Pepsico Reports Earnings Beat, Maintains Conservative Guidance
Early Wednesday morning, Pepsico (PEP) reported a top-and-bottom-line beat with its first-quarter results. Revenue of $12.05 billion came in slightly above consensus of $11.98 billion and EPS of $0.94 edged out consensus by roughly $0.03. While the stock is slightly lower in initial trading, we note that PEP had been trading roughly at all-time highs heading into the report. With the headline numbers steady, but margins and guidance slightly weak vs. consensus (more below), a slight pullback from the highs is not unexpected.
We remind subscribers that we had trimmed a portion of our PEP stake in recent months when the stock reached all-time highs, as we wanted to rationalize the size of our position, which had grown to over 4%.
We continue to like PEP as a way to diversify the portfolio away from a reliance on technology and cyclicals. We appreciate the steady dividend yield (roughly 2.8%) and the company's consistency in delivering the best organic growth in the large-cap space (vs. Coke (KO) , whose organic growth was flat in the latest quarter. PEP trades at a discount to KO). That being said, we are currently holders of PEP, given the still-large weighting in the portfolio, but would be buyers on any prolonged pullback into the mid-to-lower $100s. Recall that much of the recent rally had been due to M&A speculation, adding to the incentive for short-term investors to take profits today.
Digging deeper into the results, the bottom-line beat was largely driven by a lower-than-expected tax rate, explaining why some investors may view the quarter as being of lesser quality. Organic growth was up 2.1% for the quarter, which is lower than the full-year outlook of a 3% rise (this was reaffirmed -- more below), but it was affected largely by the Easter holiday shift.
As we had noted following the fourth-quarter report, "Importantly, management mentioned on the conference call that core revenue growth and core EPS growth in the first quarter are expected to be below the full-year expectations. PEP highlighted tough comps in Frito-Lay and North American Beverages, as well as holiday calendar shifts (e.g. Easter into second quarter) that will impact results in North America."
This could provide some potential upside for the current quarter, especially given that management mentioned on the call that FX headwinds are expected to abate slightly -- to a -2% impact from initial expectations for a -3% headwind. In addition, as we have noted before, PEP management tends to be conservative in their expectations, preferring to under-promise and over-deliver, a setup that we like for our companies. CEO Indra Nooyi confirmed that the company is "on track to achieve [its] financial objectives for 2017."
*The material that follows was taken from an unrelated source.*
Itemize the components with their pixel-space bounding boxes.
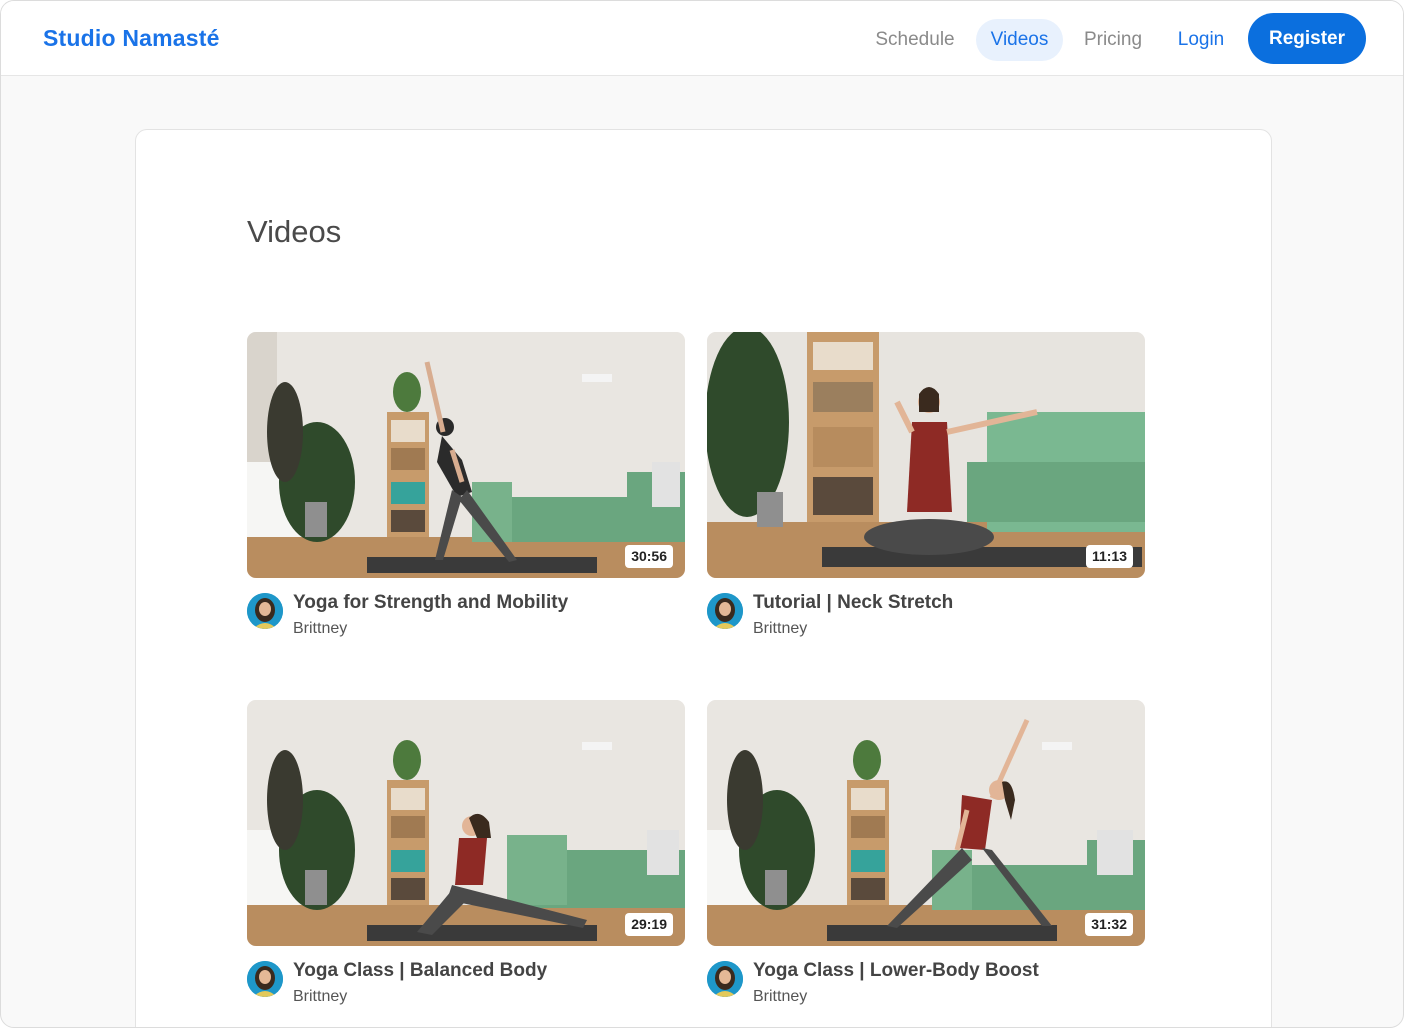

On that note, PEP reaffirmed its full-year 2017 guidance for 3% core sales growth (with sequential improvement in the coming quarter) and EPS of $5.09, which slightly lags Street consensus of $5.14, as analysts tend to expect management to remain conservative. During the call, PEP explained that this outlook is "fueled by successful product innovation and strong marketplace execution, but tempered by a cautious macro-environment," again, leaving room for upside down the line.
By segment for this quarter, Frito-Lay North America reported roughly in-line results, despite the calendar shift and any impact from delayed tax refunds, which management highlighted during the conference call. FLNA delivered 2% organic sales growth that was hurt by a 1% volume decline, which is notable as this marked the first time in roughly five years where the segment suffered negative volumes.
On the call, management specifically addressed this issue, noting, "The two big factors regarding why volume was down in the quarter [are] both temporary... No. 1 was the New Year's build." The New Year fell into the 53rd week of 2016. "The second was some of the challenges that we had in the Sabra business due to some product challenges, which we're now through and have largely solved... Obviously, we will be out of the Easter, as well as the New Year's over last, and the volume will certainly come back because of that. Those were temporary factors."
Quaker Foods North America results were slightly weak vs. consensus: The unit reported a 3.5% organic decline, vs. consensus for roughly flat sales. On the call, Nooyi noted that this was primarily as a result of the calendar shift, and that business has already started to pick up since the end of the first quarter. North America Beverages delivered 1% organic sales growth, edging out consensus expectations of just a slight gain.
Across the globe, Latin America was again the strong segment, earning 6% organic sales growth due to continued high pricing. While pricing should be coming down in the following quarters (as inflation moderates), PEP has consistently seen volume growth in the region when pricing has abated, so the trend moving forward would mostly be for a better balance between the two.
Overall, we view the quarter as mostly in line, but likely not enough to encourage those looking to take profits to stay in the name at all-time highs, as the company is sticking to the under-promise, over-deliver playbook that has served it well in recent years. We are happy with execution, and while we understand that the sellers prefer to wait to see if PEP can deliver on its sequential improvement, we have no reason to believe that management will not beat its conservative guide by the end of the year.
At the time of publication, Action Alerts PLUS, which Cramer co-manages as a charitable trust, was long PEP.